Five tips and tricks for getting the most out of dbt Explorer
Nov 25, 2024
ProductSpending your working hours putting out fires or fielding never-ending tickets is a short path to burnout. Luckily, dbt Explorer provides is designed to help you move beyond reactive workflows and offers the holistic context and breadcrumbs you need to build, fine-tune, and troubleshoot your pipelines in a more proactive way.
When you fire up dbt Cloud, dbt Explorer should be your starting point. It’s a knowledge base that offers a visual representation of all of the metadata across your dbt pipeline. You can double-click into any node to get detailed context about that data asset, its dependencies, its freshness, who it's used by, how to improve it, and more. Using dbt Explorer, you have a launchpad to easily understand how your data models are interconnected, what data products they inform, and which models or nodes may need your attention, with the necessary insights on how improve them.
“dbt Explorer makes it easy for our consumers to understand the entire lineage from the source to reporting—and all of the data quality checks or issues along the way—without having to go ask a dev." - Robert Goodman, Lead Developer of Enterprise Data Analytics at Lennar
Since launching dbt Explorer a year ago, we’ve been steadily shipping a lot of new functionality to make it the best place to navigate, understand, and improve your dbt projects. This post will dive into five tips and tricks for getting the most out of dbt Explorer so you can build trust in your data products, ship with more confidence and velocity, and tune your projects so you can optimize costs.

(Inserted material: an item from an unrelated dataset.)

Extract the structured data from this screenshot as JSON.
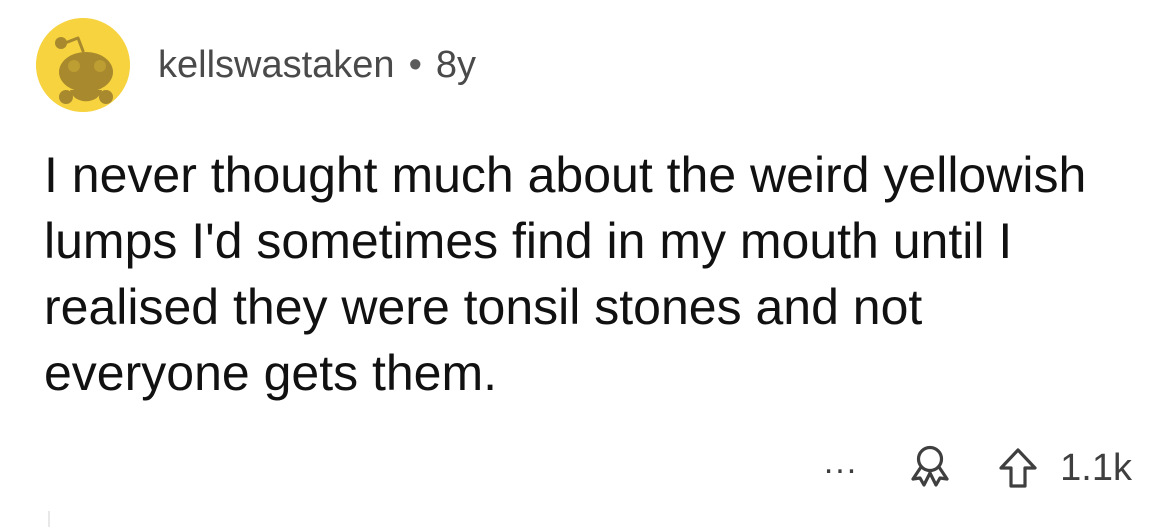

Tip #1: Find the exact resource you need by mastering search filters and selector syntax
dbt Explorer has advanced search capabilities that make it easy to find the exact resource you’re looking for; saving developer time, reducing siloed workstreams, and enforcing model consistency.
Search
Let’s say I’m a data analyst at a B2C company that’s looking to understand how many of our transactions get routed through our call centers. I know we have column in our data that tracks whether a call center was part of the transaction cycle, but I don’t know exactly what the column is called or which data source it lives in. This discovery exercise is simple with dbt Explorer. When I enter “call” in the search bar:
- I am rendered a long list of resource names, column names, resource descriptions, warehouse relations, and code that match my search criteria. I can easily narrow this list down by using the
Column name
filter. Now, I’m able to see all relational nodes that contain that column in their schemas.
- I find the relevant column I’m looking for,
CALL_CENTER_SK
, and see that it’s tied to our public “transaction” model that is exposed. Using the lineage lenses at my disposal (read more about these in Tip #4), I can see this is a healthy model that’s often consumed by many stakeholders, and therefore I know this has the data I’m looking for.

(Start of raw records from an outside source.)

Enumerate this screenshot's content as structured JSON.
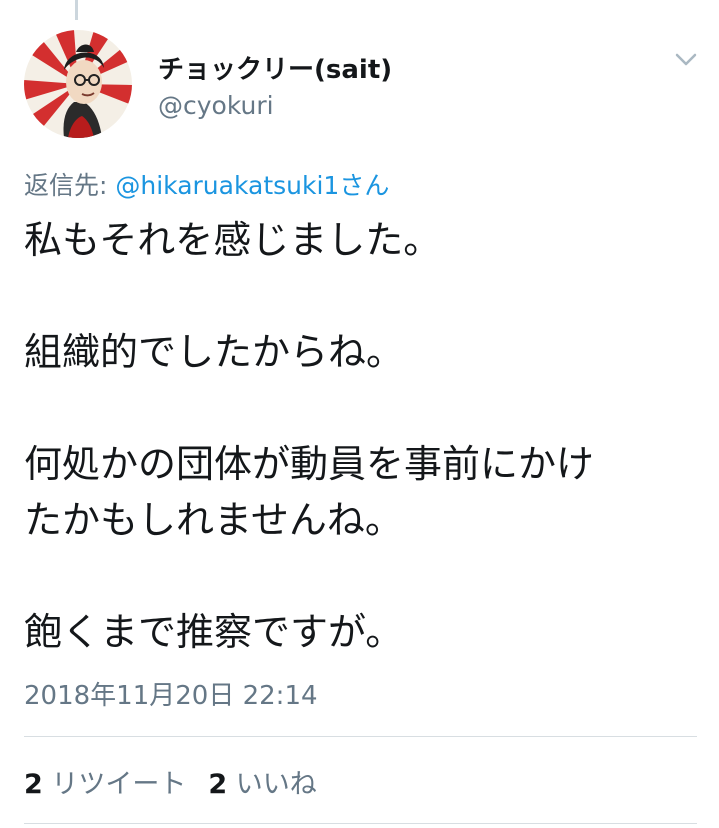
{
  "tweet": {
    "display_name": "チョックリー(sait)",
    "handle": "@cyokuri",
    "reply_prefix": "返信先: ",
    "reply_to": "@hikaruakatsuki1さん",
    "lines": [
      "私もそれを感じました。",
      "",
      "組織的でしたからね。",
      "",
      "何処かの団体が動員を事前にかけ",
      "たかもしれませんね。",
      "",
      "飽くまで推察ですが。"
    ],
    "timestamp": "2018年11月20日 22:14",
    "retweet_count": "2",
    "retweet_label": "リツイート",
    "like_count": "2",
    "like_label": "いいね"
  },
  "icons": {
    "avatar": "ukiyoe-portrait-avatar",
    "menu": "chevron-down-icon"
  },
  "colors": {
    "link": "#1b95e0",
    "secondary_text": "#657786",
    "primary_text": "#14171a",
    "avatar_sun": "#d32f2f"
  }
}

Without dbt Explorer, this exercise becomes a lot more tedious. I’d have to search and sift through potentially hundreds of tables and their schemas to confirm which is the correct column. Then I’d have to run a number of test queries to see if the column looks correct. Finally, I’d likely have to ask someone on the data team to confirm which table is good for consumption.
Selector syntax
Seemingly unruly lineage graph? Explorer has you covered with logical selector syntax based on the same selection syntax used in the dbt CLI. You can filter the lineage graph in the same way you would filter resources during a dbt invocation.
Let's go through some of the basics. Just like running a single model with dbt run -s my model
, you can search for that model using its name.

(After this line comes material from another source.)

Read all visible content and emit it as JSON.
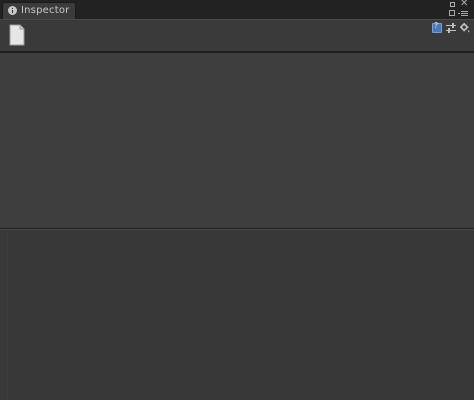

You can also use graph operators to see the model's lineage; to see everything just one step downstream of a resource model, use “+1” after the resource name, like transactions+1
. If you want to see additional dependencies past one, you can add +2, +3, and so on.
If you want to see one step upstream of a particular resource, simply append “1+” before the resource name, for example 1+transactions
. You can build on this logic to show one step upstream and downstream of a resource with the syntax 1+transactions+1
, and so on.
If you want to see specific resource types only, you can use the “resource_type” specification, for example resource_type:model
. This goes for any resource type in the DAG (model, sources test, seed, snapshot, exposure, metric, semantic_model, macro, group).
Similarly, you can use the + operator to see additional levels of lineage for the resource type. For example, you can see everything one step down from every source in your dbt project using resource_type:source+1
We support a whole host of selector methods and you can find auto-suggested selectors in the lineage search bar. To read more about search and syntax selector in dbt Explorer, see our docs.
“I always have dbt Explorer up on one half of my screen to be ready to answer questions about where data is coming from or how a column is defined. It's a tremendous time saver for me.” - Brian Gillet, Director of Data and Analytics at Hazel Health
Tip 2: Discover cross-project assets and view lineage from a single pane of glass
Oftentimes, organizations manage multiple projects within one dbt account. For example, there may be a project for the marketing team, another one for the central data team, and a third for the finance team. And with dbt Mesh, these projects can reference each other to promote better collaboration and governance while keeping code DRY. dbt Explorer offers a few ways to discover and understand cross-project assets and lineage.
Find all public models
Using dbt Explorer, it's easy to discover all of the public models across your account. Using this view, you can get an at-a-glance understanding of what projects use these models, who owns them, and then dive into lineage with a single click.
Navigate cross-project lineage
It’s also easy to view lineage for more than one project side-by-side in dbt Explorer. If your data pipeline includes a reference to another project, simply double click that project’s node in your lineage graph.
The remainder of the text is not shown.